La totale assenza di un lavoro e l'eta' avanzata dei paesani ispira
Salvo, che risolve di (soprav)vivere con la pensione della suocera e
di ogni zio e zia provvisto di “utile”, ovvero: "Una
pensione e' per sempre". Cosi gli zii, accolti in casa, delegano
il ritiro delle pensioni a Salvo e Valentino, che comprano la prima
auto nuova e provano a godersi il quotidiano. Ma uno dopo l'altro gli
ospiti senili, per incidenti domestici o intossicazioni alimentari,
passano a miglior vita. Ed è così che Salvo finisce col convincere
Valentino a sposare la zia Lucia, ultrasettantenne, per potersi
godere la pensione anche dopo il trapasso dell'"amata"
parente.
Ed
e' proprio a questo punto che il film prende lo slancio di una vera e
nostalgica commedia all'italiana, in un contesto unico e nostrano,
con battute esilaranti, mormorii dei paesani e stupori e dissapori
generali. Ma anche di altri giovani disoccupati in cerca di qualche
arzilla vecchietta dalla pensione d'oro da plagiare per convogliare
a giuste nozze. Per i due attori e registi palermitani "nati
stanchi", inizia e finisce una prova entusiasmante in vero
stile comico nazional-popolare, e il duo dimostra una generosità
attoriale cui si deve tanto di cappello, tale da trasmettere allo
spettatore una spensieratezza e un divertimento assoluto.
C'è
la battuta frequente e c'è la voglia di andare oltre la semplice
commedia, spingendosi in quei territori – grazie alle location
siciliane - che la grande scuola del cinema italiano degli anni '60
ha consacrato nella commedia all'italiana.
Questo
film conferma il talento e la blasonata solidità del duo comico,
egregi paladini siciliani, grande linfa vitale, due invenzioni
magistrali capaci di far sorridere con una comicità pulita, garbata
e finalmente senza avvalersi delle solite scene banali e sguaiate.

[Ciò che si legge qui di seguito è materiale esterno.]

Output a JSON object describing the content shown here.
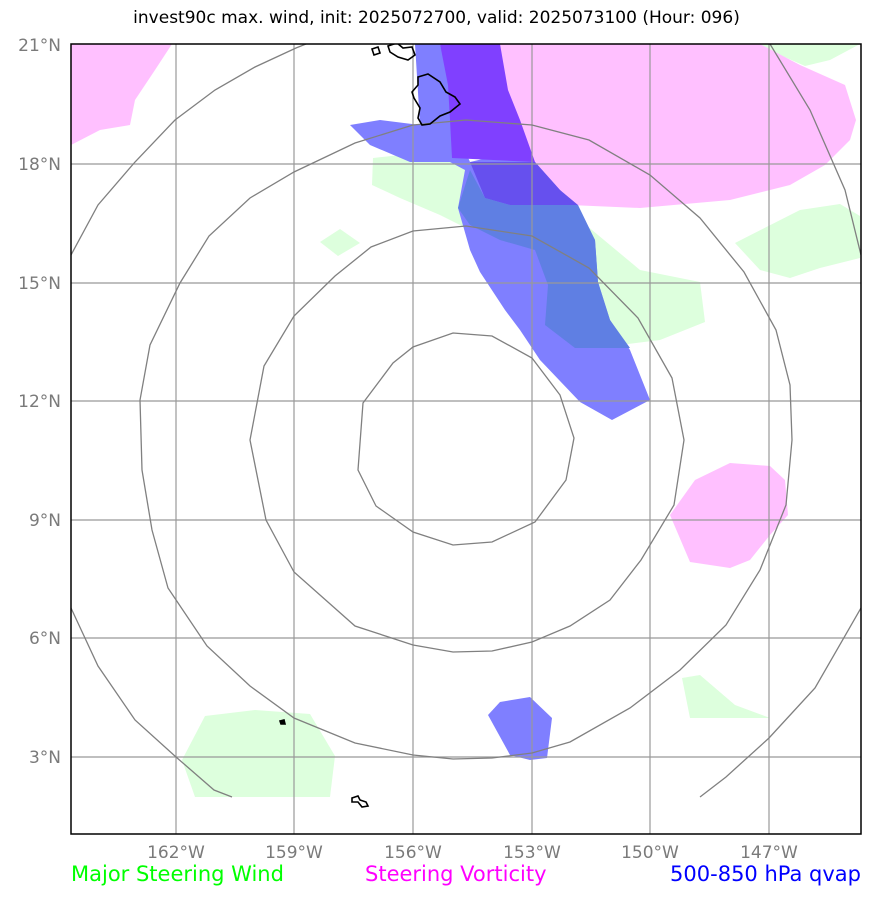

L'Unica pecca da riscontrare sono i dialoghi in alcune scene, troppo
eccessivi e sopra le righe come se servissero a coprire i limiti
narrativi della sceneggiatura, e la colonna sonora quasi identica al
precedente Il 7 e l'8. Ma
in linea di massima la prova di Ficarra e Picone è ammirevole per la
capacità di raccontare una storia tragicomica. Il finale lascia lo
spettatore con una riflessione :"Le cose sono vecchie...
le persone sono anziane..." in poche parole gli anziani
sono ancora utili alla nostra società e non solo per "
mangiarsi" la pensione.
Mitico
far scorrere i titoli di coda del film con la famosa canzone di
Albertone Sordi: Te c'hanno mai mannato a quel paese? Sapessi
quanta gente che ce sta...
Buona
visione.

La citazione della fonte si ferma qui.